Sir

Scientific institutions are increasingly judged on the quality of the journals in which their staff publish papers. Journal quality is usually presented as its impact factor (IF), the number of citations in a given year to papers published in the two previous years, divided by the number of items published in those previous two years (Journal Citation Reports, Institute for Scientific Information, 1997).

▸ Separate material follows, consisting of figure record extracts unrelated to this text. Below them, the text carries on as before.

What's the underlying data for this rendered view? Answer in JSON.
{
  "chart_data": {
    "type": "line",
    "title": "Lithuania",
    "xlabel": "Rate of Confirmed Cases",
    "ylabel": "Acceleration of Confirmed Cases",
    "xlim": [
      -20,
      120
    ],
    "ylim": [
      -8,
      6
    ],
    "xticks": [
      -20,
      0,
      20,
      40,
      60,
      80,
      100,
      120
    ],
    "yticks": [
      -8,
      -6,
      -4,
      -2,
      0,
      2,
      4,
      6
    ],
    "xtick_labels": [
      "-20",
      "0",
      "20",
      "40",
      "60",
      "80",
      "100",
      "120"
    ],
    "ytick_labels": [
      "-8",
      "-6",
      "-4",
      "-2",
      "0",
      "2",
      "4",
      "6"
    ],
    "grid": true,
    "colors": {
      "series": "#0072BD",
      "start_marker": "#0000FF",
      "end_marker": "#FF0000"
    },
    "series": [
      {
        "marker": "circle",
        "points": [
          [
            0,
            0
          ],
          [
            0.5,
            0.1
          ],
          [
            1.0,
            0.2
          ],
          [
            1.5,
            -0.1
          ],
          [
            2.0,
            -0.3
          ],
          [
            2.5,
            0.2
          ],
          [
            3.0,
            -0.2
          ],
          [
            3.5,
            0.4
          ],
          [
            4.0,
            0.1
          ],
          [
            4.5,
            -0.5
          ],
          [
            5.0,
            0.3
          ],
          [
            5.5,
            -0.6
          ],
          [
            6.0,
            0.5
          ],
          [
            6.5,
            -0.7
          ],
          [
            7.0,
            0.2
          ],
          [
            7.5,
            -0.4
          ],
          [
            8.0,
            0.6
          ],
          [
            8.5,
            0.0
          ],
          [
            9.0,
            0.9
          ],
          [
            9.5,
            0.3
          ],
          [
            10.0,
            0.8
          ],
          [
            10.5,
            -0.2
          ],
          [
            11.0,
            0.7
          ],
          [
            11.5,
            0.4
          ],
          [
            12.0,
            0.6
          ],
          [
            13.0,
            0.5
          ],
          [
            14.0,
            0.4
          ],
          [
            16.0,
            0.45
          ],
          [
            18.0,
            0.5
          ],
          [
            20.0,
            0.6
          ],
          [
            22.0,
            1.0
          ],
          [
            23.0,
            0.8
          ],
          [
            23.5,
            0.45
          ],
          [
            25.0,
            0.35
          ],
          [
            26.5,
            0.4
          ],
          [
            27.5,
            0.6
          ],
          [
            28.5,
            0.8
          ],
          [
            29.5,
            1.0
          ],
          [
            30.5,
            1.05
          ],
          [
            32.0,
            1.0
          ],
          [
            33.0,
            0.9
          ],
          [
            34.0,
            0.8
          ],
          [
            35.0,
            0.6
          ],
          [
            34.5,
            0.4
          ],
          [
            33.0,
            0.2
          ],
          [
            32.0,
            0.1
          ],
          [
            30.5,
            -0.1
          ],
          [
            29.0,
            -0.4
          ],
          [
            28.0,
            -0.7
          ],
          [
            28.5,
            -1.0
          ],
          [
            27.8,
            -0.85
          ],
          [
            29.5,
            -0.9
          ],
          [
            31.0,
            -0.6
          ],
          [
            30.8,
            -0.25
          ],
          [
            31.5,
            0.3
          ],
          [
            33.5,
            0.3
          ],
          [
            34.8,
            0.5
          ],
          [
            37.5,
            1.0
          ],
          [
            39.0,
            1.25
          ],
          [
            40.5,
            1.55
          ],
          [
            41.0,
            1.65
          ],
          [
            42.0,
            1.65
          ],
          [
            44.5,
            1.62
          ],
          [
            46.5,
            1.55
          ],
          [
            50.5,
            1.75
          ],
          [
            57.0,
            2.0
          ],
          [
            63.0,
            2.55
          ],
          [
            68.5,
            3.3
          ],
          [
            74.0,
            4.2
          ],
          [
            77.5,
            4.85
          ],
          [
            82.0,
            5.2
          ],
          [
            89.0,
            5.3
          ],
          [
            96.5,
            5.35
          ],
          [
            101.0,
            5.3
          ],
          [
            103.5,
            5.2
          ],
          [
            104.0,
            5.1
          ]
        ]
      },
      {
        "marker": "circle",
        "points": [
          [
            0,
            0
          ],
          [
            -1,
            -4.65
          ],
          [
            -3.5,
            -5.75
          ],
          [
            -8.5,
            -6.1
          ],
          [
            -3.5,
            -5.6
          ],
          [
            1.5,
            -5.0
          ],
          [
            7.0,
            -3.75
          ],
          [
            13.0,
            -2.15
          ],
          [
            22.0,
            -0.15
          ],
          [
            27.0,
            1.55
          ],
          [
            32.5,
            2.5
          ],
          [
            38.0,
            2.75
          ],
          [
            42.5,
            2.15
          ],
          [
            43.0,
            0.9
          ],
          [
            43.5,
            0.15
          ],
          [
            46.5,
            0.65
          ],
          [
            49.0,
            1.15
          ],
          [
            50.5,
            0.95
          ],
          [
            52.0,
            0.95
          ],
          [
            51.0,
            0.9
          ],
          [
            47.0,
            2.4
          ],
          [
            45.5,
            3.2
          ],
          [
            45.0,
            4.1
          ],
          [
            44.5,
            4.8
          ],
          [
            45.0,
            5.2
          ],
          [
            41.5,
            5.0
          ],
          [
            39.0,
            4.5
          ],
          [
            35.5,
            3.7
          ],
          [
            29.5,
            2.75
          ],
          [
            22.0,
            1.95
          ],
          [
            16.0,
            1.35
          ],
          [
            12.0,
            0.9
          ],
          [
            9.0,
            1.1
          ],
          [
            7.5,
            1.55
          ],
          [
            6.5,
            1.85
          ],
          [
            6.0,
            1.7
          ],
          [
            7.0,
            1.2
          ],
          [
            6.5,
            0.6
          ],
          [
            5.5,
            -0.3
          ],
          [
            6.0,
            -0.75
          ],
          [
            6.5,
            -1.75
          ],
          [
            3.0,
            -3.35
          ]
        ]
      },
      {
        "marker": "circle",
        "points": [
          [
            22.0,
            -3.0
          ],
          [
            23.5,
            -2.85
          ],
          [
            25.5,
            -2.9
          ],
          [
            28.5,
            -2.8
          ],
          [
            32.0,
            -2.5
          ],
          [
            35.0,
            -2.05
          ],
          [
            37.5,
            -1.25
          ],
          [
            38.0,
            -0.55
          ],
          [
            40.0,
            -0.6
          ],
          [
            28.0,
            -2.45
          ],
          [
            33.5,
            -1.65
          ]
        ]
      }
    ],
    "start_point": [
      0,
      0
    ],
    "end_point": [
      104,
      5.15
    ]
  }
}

As veterinary researchers, we sometimes find ourselves searching for possible human angles in our work, so that we might publish in medical journals, which tend to have significantly higher IFs than their veterinary counterparts. But we have spotted a simpler and more effective approach that will allow us to publish in appropriate places and still get high ratings. As an example, The Veterinary Record has an IF of about 1, based on approximately 600 citations and 600 papers published in 1995 and 1996. Our institute publishes about 300 papers in two years. Our director need only instruct us all to cite at least two papers from The Veterinary Record in every paper we publish from now on, however loose the connection, for the IF to quickly double. The Veterinary Record would move from being in the top 40% of journals to being in the top 15%.

We could have an even greater impact on journals that publish fewer papers. For example, if our director applied this policy to Veterinary Research Communications, the IF of that journal would increase from less than 1 to more than 6, moving it into the top 3% of journals. If our institute teamed up with two or three others, we could rapidly create a competitor to Nature . Unethical, perhaps, but legal and very much in our interest.